Os hippies fizeram ontem proposta de mudança para um imóvel na região central de Londrina e receberam autorização para permanecer mais uma semana em frente ao Cine Teatro Ouro Verde, no Calçadão. Com o início da reforma na Praça Floriano Peixoto, os artesãos foram transferidos de maneira provisória. A Companhia Municipal de Trânsito e Urbanização (CMTU) determinou a retirada de artesãos e vendedores ambulantes de áreas públicas da cidade. O prazo inicial para saída dos hippies do Calçadão venceria ontem.
''Como fizeram uma contra-proposta e voltamos a negociar, a CMTU concordou em estender o prazo por mais uma semana'', afirmou o assessor de relações comunitárias da companhia, Carlos Xavier. O hippie Paulo César Pereira, 31 anos, declarou que a idéia é alugar um imóvel com preço acessível aos artesãos. A localização não foi revelada para evitar especulação com o aluguel.

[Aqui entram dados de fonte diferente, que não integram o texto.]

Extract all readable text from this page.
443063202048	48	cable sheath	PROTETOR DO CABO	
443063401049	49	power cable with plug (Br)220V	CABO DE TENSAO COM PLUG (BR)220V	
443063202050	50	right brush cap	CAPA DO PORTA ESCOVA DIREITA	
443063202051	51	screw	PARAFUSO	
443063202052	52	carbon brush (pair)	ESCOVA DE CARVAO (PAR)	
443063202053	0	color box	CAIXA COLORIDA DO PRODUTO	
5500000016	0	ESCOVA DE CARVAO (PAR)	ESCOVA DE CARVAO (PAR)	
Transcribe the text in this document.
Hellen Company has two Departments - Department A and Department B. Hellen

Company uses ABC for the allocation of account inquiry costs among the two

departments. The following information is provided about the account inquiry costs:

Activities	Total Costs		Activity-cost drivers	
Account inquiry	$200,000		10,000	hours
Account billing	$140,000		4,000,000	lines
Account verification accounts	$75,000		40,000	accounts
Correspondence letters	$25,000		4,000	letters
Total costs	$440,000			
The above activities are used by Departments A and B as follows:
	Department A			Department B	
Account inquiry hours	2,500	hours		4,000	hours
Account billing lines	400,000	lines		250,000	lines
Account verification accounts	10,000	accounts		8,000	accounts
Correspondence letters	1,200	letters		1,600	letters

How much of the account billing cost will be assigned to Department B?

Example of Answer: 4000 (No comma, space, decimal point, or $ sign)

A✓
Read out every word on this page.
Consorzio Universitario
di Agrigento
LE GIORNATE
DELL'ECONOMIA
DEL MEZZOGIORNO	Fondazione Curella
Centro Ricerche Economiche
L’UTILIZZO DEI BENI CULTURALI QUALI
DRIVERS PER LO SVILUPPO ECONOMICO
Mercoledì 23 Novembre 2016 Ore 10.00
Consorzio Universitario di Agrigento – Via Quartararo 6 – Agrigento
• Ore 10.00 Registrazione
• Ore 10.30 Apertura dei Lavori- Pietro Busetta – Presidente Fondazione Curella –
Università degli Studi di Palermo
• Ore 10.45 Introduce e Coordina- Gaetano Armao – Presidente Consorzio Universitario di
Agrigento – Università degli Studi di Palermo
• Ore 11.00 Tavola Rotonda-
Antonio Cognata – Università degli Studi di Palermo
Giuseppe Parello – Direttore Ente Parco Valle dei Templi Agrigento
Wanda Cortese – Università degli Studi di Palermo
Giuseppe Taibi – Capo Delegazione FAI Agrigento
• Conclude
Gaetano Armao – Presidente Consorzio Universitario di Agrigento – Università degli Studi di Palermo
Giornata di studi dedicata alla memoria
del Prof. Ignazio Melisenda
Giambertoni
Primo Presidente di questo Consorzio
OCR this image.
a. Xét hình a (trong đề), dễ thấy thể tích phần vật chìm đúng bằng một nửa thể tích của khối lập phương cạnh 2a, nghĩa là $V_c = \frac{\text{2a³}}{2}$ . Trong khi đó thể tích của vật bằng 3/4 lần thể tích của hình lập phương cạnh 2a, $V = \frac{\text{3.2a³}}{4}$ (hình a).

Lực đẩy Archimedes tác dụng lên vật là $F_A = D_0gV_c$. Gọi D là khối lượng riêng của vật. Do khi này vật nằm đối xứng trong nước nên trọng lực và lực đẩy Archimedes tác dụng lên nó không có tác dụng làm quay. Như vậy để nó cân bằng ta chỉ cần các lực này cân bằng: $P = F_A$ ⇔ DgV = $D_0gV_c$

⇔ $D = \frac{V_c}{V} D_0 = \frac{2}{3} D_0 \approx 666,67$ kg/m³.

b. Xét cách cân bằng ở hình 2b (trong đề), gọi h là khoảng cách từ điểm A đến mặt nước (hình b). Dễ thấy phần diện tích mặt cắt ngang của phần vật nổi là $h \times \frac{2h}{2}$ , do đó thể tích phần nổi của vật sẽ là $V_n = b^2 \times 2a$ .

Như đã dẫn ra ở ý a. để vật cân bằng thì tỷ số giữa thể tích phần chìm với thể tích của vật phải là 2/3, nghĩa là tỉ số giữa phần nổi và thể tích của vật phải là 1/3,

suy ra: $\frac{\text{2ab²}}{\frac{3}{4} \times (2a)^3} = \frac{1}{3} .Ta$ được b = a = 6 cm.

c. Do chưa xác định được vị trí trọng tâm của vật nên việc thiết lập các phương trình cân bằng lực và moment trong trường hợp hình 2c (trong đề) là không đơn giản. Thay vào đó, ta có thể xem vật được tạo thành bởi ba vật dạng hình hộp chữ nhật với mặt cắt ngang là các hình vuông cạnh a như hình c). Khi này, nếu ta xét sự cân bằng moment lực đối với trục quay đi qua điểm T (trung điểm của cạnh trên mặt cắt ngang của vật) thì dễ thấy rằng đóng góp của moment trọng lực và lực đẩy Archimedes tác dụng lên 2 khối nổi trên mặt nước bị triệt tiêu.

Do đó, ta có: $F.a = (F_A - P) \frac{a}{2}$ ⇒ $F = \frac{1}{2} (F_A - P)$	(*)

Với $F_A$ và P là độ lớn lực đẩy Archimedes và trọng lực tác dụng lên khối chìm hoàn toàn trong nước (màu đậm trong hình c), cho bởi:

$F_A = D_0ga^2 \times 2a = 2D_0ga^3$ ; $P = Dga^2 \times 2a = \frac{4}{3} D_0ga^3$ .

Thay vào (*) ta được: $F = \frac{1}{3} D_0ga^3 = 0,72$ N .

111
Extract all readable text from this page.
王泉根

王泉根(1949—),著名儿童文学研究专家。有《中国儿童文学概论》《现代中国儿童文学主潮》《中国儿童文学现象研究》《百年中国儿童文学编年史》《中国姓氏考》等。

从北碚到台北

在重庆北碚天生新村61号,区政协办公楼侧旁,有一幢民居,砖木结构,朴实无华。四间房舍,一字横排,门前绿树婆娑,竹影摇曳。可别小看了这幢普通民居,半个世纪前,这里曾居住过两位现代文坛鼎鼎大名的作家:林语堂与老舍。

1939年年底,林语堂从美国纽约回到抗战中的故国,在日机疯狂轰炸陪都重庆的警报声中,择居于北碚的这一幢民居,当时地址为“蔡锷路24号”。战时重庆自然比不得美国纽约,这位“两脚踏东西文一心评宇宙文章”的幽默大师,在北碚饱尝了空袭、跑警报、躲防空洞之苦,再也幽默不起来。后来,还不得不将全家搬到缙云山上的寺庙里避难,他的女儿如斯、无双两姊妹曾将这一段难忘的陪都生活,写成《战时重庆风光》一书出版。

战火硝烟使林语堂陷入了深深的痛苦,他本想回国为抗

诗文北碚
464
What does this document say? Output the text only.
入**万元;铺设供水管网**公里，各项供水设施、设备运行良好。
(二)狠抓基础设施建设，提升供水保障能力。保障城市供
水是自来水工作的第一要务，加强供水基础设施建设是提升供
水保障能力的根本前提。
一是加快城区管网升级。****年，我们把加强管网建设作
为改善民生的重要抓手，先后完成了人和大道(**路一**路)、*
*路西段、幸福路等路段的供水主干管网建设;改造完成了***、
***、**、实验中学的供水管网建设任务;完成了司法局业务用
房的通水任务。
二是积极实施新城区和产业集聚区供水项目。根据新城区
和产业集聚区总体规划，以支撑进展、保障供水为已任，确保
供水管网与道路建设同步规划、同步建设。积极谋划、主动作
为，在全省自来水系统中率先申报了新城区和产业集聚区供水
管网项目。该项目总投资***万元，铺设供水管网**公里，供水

A proposta será encaminhada ao presidente da CMTU, Wilson Sella. De acordo com Pereira, a companhia deverá ainda hoje agendar uma reunião para discutir ''detalhes da proposta''. ''A pressa é deles. Para nós, é vantagem ficarmos na rua enquanto negociamos'', afirmou. Para montar o Centro de Referência do Artesanato (Cereal), a prefeitura fez um acordo com os artesãos e se comprometeu a pagar o aluguel do imóvel por um ano. Pereira disse acreditar que uma condição semelhante pode viabilizar uma sede para os hippies.
O chefe da fiscalização da CMTU, João Arruda, garantiu que os hippies não terão problemas com os fiscais para confeccionar e expor seu artesanato em frente ao Ouro Verde no período. ''Para os outros, artesãos ou ambulantes irregulares, entretanto, a fiscalização continua normal'', salientou.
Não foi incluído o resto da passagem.